Daniel's tufted-tailed rat first became known in 1995, when a specimen was found to belong to the majori-penicillatus complex. Molecular data suggested that Major's tufted-tailed rat (Eliurus majori) was a close relative; study of two more animals found in 2002 indicated that the two are different species.

==Description==
The head-and-body length of Daniel's tufted-tailed rat is about 150 mm and the tail is a further 185 mm. The fine soft hairs on the dorsal (upper) surface of the body are about 10 mm long, and are grey, tipped with buff. The guard hairs are dark brown to black and slightly longer than the cover hairs.
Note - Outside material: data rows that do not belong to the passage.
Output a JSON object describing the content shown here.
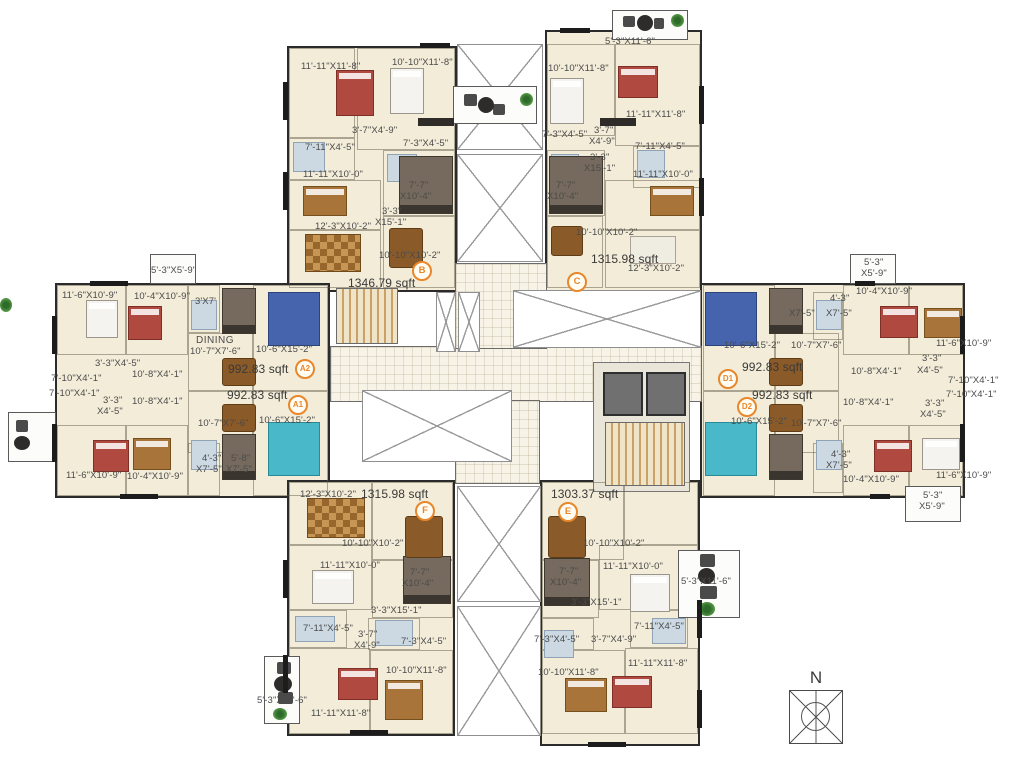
{
  "plan": {
    "compass": "N",
    "accent_color": "#e8872b",
    "wall_color": "#2b2b2b",
    "floor_color": "#f2ecd8",
    "units": {
      "B": {
        "id": "B",
        "sqft": "1346.79 sqft",
        "rooms": {
          "bed1": "11'-11\"X11'-8\"",
          "bed2": "10'-10\"X11'-8\"",
          "bath1": "3'-7\"X4'-9\"",
          "bath2": "7'-11\"X4'-5\"",
          "bath3": "7'-3\"X4'-5\"",
          "bed3": "11'-11\"X10'-0\"",
          "kit1": "7'-7\"",
          "kit2": "X10'-4\"",
          "store1": "3'-3\"",
          "store2": "X15'-1\"",
          "living": "12'-3\"X10'-2\"",
          "dining": "10'-10\"X10'-2\""
        }
      },
      "C": {
        "id": "C",
        "sqft": "1315.98 sqft",
        "rooms": {
          "balcony": "5'-3\"X11'-6\"",
          "bed2": "10'-10\"X11'-8\"",
          "bed1": "11'-11\"X11'-8\"",
          "bath3": "7'-3\"X4'-5\"",
          "bath1a": "3'-7\"",
          "bath1b": "X4'-9\"",
          "bath2": "7'-11\"X4'-5\"",
          "store1": "3'-3\"",
          "store2": "X15'-1\"",
          "bed3": "11'-11\"X10'-0\"",
          "kit1": "7'-7\"",
          "kit2": "X10'-4\"",
          "dining": "10'-10\"X10'-2\"",
          "living": "12'-3\"X10'-2\""
        }
      },
      "A2": {
        "id": "A2",
        "sqft": "992.83 sqft",
        "rooms": {
          "balcony": "5'-3\"X5'-9\"",
          "bed1": "11'-6\"X10'-9\"",
          "bed2": "10'-4\"X10'-9\"",
          "wc": "3'X7'",
          "dining_title": "DINING",
          "dining": "10'-7\"X7'-6\"",
          "living": "10'-6\"X15'-2\"",
          "pass": "3'-3\"X4'-5\"",
          "bath1": "7'-10\"X4'-1\"",
          "bath2": "7'-10\"X4'-1\"",
          "corridor": "10'-8\"X4'-1\""
        }
      },
      "A1": {
        "id": "A1",
        "sqft": "992.83 sqft",
        "rooms": {
          "corridor": "10'-8\"X4'-1\"",
          "pass1": "3'-3\"",
          "pass2": "X4'-5\"",
          "dining": "10'-7\"X7'-6\"",
          "living": "10'-6\"X15'-2\"",
          "wc1": "4'-3\"",
          "wc2": "X7'-5\"",
          "kit1": "5'-8\"",
          "kit2": "X7'-5\"",
          "bed1": "11'-6\"X10'-9\"",
          "bed2": "10'-4\"X10'-9\""
        }
      },
      "D1": {
        "id": "D1",
        "sqft": "992.83 sqft",
        "rooms": {
          "balcony1": "5'-3\"",
          "balcony2": "X5'-9\"",
          "bed2": "10'-4\"X10'-9\"",
          "kit": "X7'-5\"",
          "wc1": "4'-3\"",
          "wc2": "X7'-5\"",
          "bed1": "11'-6\"X10'-9\"",
          "living": "10'-6\"X15'-2\"",
          "dining": "10'-7\"X7'-6\"",
          "corridor": "10'-8\"X4'-1\"",
          "pass1": "3'-3\"",
          "pass2": "X4'-5\"",
          "bath1": "7'-10\"X4'-1\"",
          "bath2": "7'-10\"X4'-1\""
        }
      },
      "D2": {
        "id": "D2",
        "sqft": "992.83 sqft",
        "rooms": {
          "corridor": "10'-8\"X4'-1\"",
          "pass1": "3'-3\"",
          "pass2": "X4'-5\"",
          "living": "10'-6\"X15'-2\"",
          "dining": "10'-7\"X7'-6\"",
          "wc1": "4'-3\"",
          "wc2": "X7'-5\"",
          "bed2": "10'-4\"X10'-9\"",
          "bed1": "11'-6\"X10'-9\"",
          "balcony1": "5'-3\"",
          "balcony2": "X5'-9\""
        }
      },
      "F": {
        "id": "F",
        "sqft": "1315.98 sqft",
        "rooms": {
          "living": "12'-3\"X10'-2\"",
          "dining": "10'-10\"X10'-2\"",
          "bed3": "11'-11\"X10'-0\"",
          "kit1": "7'-7\"",
          "kit2": "X10'-4\"",
          "store": "3'-3\"X15'-1\"",
          "bath2": "7'-11\"X4'-5\"",
          "bath1a": "3'-7\"",
          "bath1b": "X4'-9\"",
          "bath3": "7'-3\"X4'-5\"",
          "bed2": "10'-10\"X11'-8\"",
          "bed1": "11'-11\"X11'-8\"",
          "balcony": "5'-3\"X11'-6\""
        }
      },
      "E": {
        "id": "E",
        "sqft": "1303.37 sqft",
        "rooms": {
          "dining": "10'-10\"X10'-2\"",
          "kit1": "7'-7\"",
          "kit2": "X10'-4\"",
          "store": "3'-3\"X15'-1\"",
          "bed3": "11'-11\"X10'-0\"",
          "balcony": "5'-3\"X11'-6\"",
          "bath2": "7'-11\"X4'-5\"",
          "bath3": "7'-3\"X4'-5\"",
          "bath1": "3'-7\"X4'-9\"",
          "bed2": "10'-10\"X11'-8\"",
          "bed1": "11'-11\"X11'-8\""
        }
      }
    }
  }
}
The general dorsal colour of the animal is a brownish grey, with a plain grey face, forehead and limbs. There is a sharp line separating the upper parts from the underparts. and the latter are buffish white. The feet are white and there is a tuft of white hairs at the base of each claw. The basal third of the tail is semi-naked, the central third is scantily clad with short black hairs, and the distal third has a tuft of bright white hairs which are up to 15 mm in length.

A male specimen found in December 2002 was found to have scrotal testes with convoluted epididymis. This species has a notably rounded braincase, certainly in comparison with the Tsingy tufted-tailed rat (Eliurus antsingy).